A charity has raised serious questions about Scotland’s planning system after Conservative councillors in Stirling backed a development against the advice of planning officials. The decision left taxpayers out of pocket when locals took the council to court.
Tory members, which made up the majority of councillors at an August 2020 planning panel meeting, all voted to approve a bid for a roadside service and petrol station at Firs of Kinbuck, near Dunblane.
They did so against advice from planning officials to reject the proposals. Officials warned the project would breach nine policies in the council’s local development plan, including commitments to protect the environment and support local town centres.
Local residents later successfully challenged the decision in the Court of Session and were awarded legal costs, which were covered by taxpayer cash.
The costs involved have not yet been revealed. But Planning Democracy, a Scottish charity which campaigns for an inclusive planning system, warned that court challenges can cost communities tens or even hundreds of thousands of pounds.
The campaign group said the situation “raises serious questions” about Scotland’s planning process and called for “an affordable and accessible means of challenging planning decisions”.
But Councillor Neil Benny, leader of the Scottish Conservatives on Stirling Council – who proposed the service station be permitted – said he voted for the development based on the local “economic development opportunity”.
Planning bid ‘benefits’
Benny added that he supported open debate and transparency in local planning, and agreed planning reform was required to make “access to justice” available to all.
The proposal included a petrol filling station, truck stop, restaurants, and a drive through restaurant. An earlier application, which included a hotel, was withdrawn.
Surveyors said at the time that the project would bring around £3.3m to the local economy, and provide local jobs and services.
But in July 2020, council planning officials urged the planning panel to reject the proposal after a report found it to be contrary to policies outlined in the 2018 local development plan.
The site did not make use of vacant or under-used land and buildings, would impact the greenbelt, and not support town centres or tourism. It would also encourage car use, and fail to reduce greenhouse gases, protect woodland or the wider natural environment, officials found.
They concluded there was no need for a roadside service station in the area. These issues had previously seen the development rejected from both the 2014 and 2018 local development plans. Kinbuck Community Group and Dunblane Community Council opposed the development on similar grounds.
But the bid had wide-ranging support from Conservative councillors. Local Tory councillor, Alastair Majury posted about the development six times between 2019 and 2020 via his councillor Facebook page. In October 2019, he urged followers to “consider sending in emails of support for this proposal”.
Majury shared a link to a survey which listed the promised benefits of the development. It asked recipients whether factors like increased local employment were “a good thing”.
In an August 2020 planning meeting, three SNP councillors backed the official’s advice to reject the application, meeting minutes show. But a motion to approve the service station was proposed by Councillor Neil Benny.
The development would be in a good location, bring economic and tourism benefits, have “no net adverse sustainability impacts” and provide electric vehicle charging points, he stressed.
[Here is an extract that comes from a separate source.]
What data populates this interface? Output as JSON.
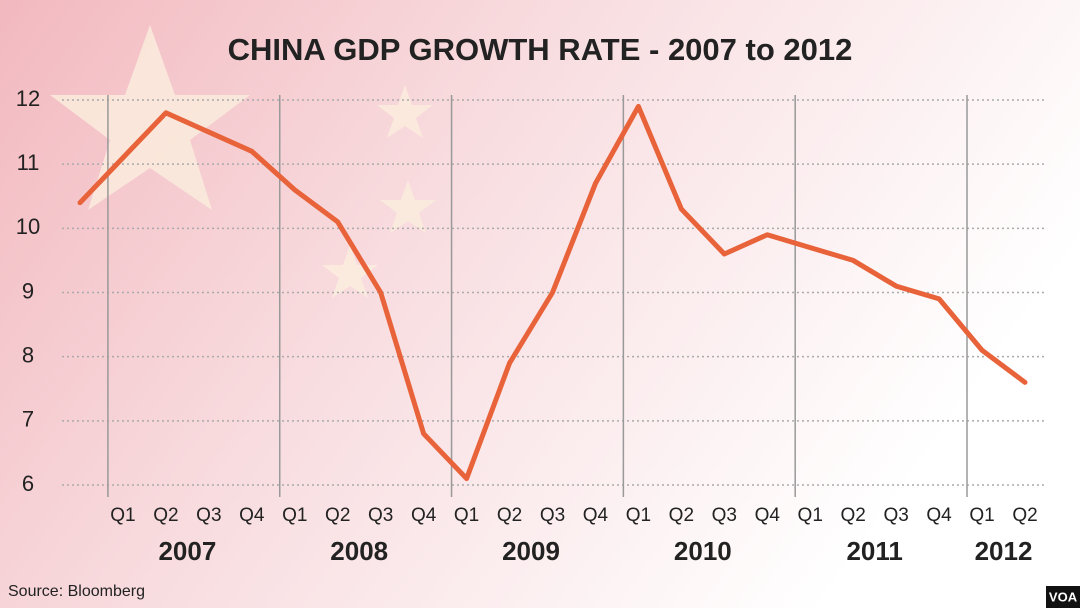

His motion was passed four to three, with all four Tory councillors voting in favour.
Councillor Majury, who was not involved in the vote, said in a November 2020 Facebook post that the backing of the development represented “the majority view of both Dunblane and Kinbuck residents”.
“Should people try to finance a judicial review in order [to] restart the decision making process?,” he asked his followers. “Or should people back the majority will of the communities, and democratically reached decisions and let Firs of Kinbuck proceed?”
Majury did not respond to The Ferret’s requests to comment.
After the vote, local residents brought forward – and won – a judicial review in the Court of Session to reverse the decision, citing 99 local objections to the development.
Ailsa Gray, who led the February 2021 case, argued that Tory councillors failed to give appropriate reasons for backing the development, follow statutory procedure, and had misinterpreted the council’s local development plan policy.
Scottish planning law requires approval for a major development contrary to the local development plan to be decided by a full council meeting, with the public invited to a pre-hearing, she claimed.
While Transport Scotland had no objections to proposals, the A9 Safety Group identified the section at Firs of Kinbuck as being dangerous due to many side roads and entrances to farms and fields, she added.
The council did not fight the case and after taking legal advice, did not challenge the court’s decision. The application went back to the planning panel to reconsider, and all councillors – including Tory members – followed official advice to reject the plans.
The council confirmed the application had been rejected.
Councillor Benny told The Ferret: “I voted for the development on the basis of the economic development opportunity it represented for the area. I don’t think that was an illegitimate reason, but the decision was overturned as insufficient in law – which I entirely accept.
“There is a real debate to be had in planning about the balance between jobs and protection of land around settlements and these issues should always be fully debated in an open and transparent way.
‘There will always be differences of opinion about developments of any kind and I can completely understand why people in Dunblane want to protect their area.”
Planning Democracy argued that communities “have to raise ridiculous sums of money and jump through all sorts of hoops” to challenge a decision.
“For every one of the few decisions that are successfully challenged in court, there are numerous others which could and possibly should be challenged,” said Clare Symonds, the group’s founder and chair.
“The extortionate amount of money required is a massive barrier to access to justice.”
Councillor Benny echoed Symonds’ call for planning reform, claiming justice “should never be restricted to those who can afford it”.
Symonds’ group recently supported a Glasgow community to stop plans for luxury housing on the greenbelt in Carmunnock, the city’s last remaining conservation village. The situation has parallels with the Firs of Kinbuck development.
A planning panel session with just three councillors present – two SNP and one Labour – gave the green light to the plans, which were in breach of the SNP-run city council’s own rules and against the wishes of the local community council, The Herald reported.
Glasgow City Council said they would not fight a court appeal by local residents, who raised £7,000 for the case.
Symonds concluded: “Scotland needs an affordable and accessible means of holding decision makers to account. Ultimately this will lead to better planning decisions and development in the public interest.”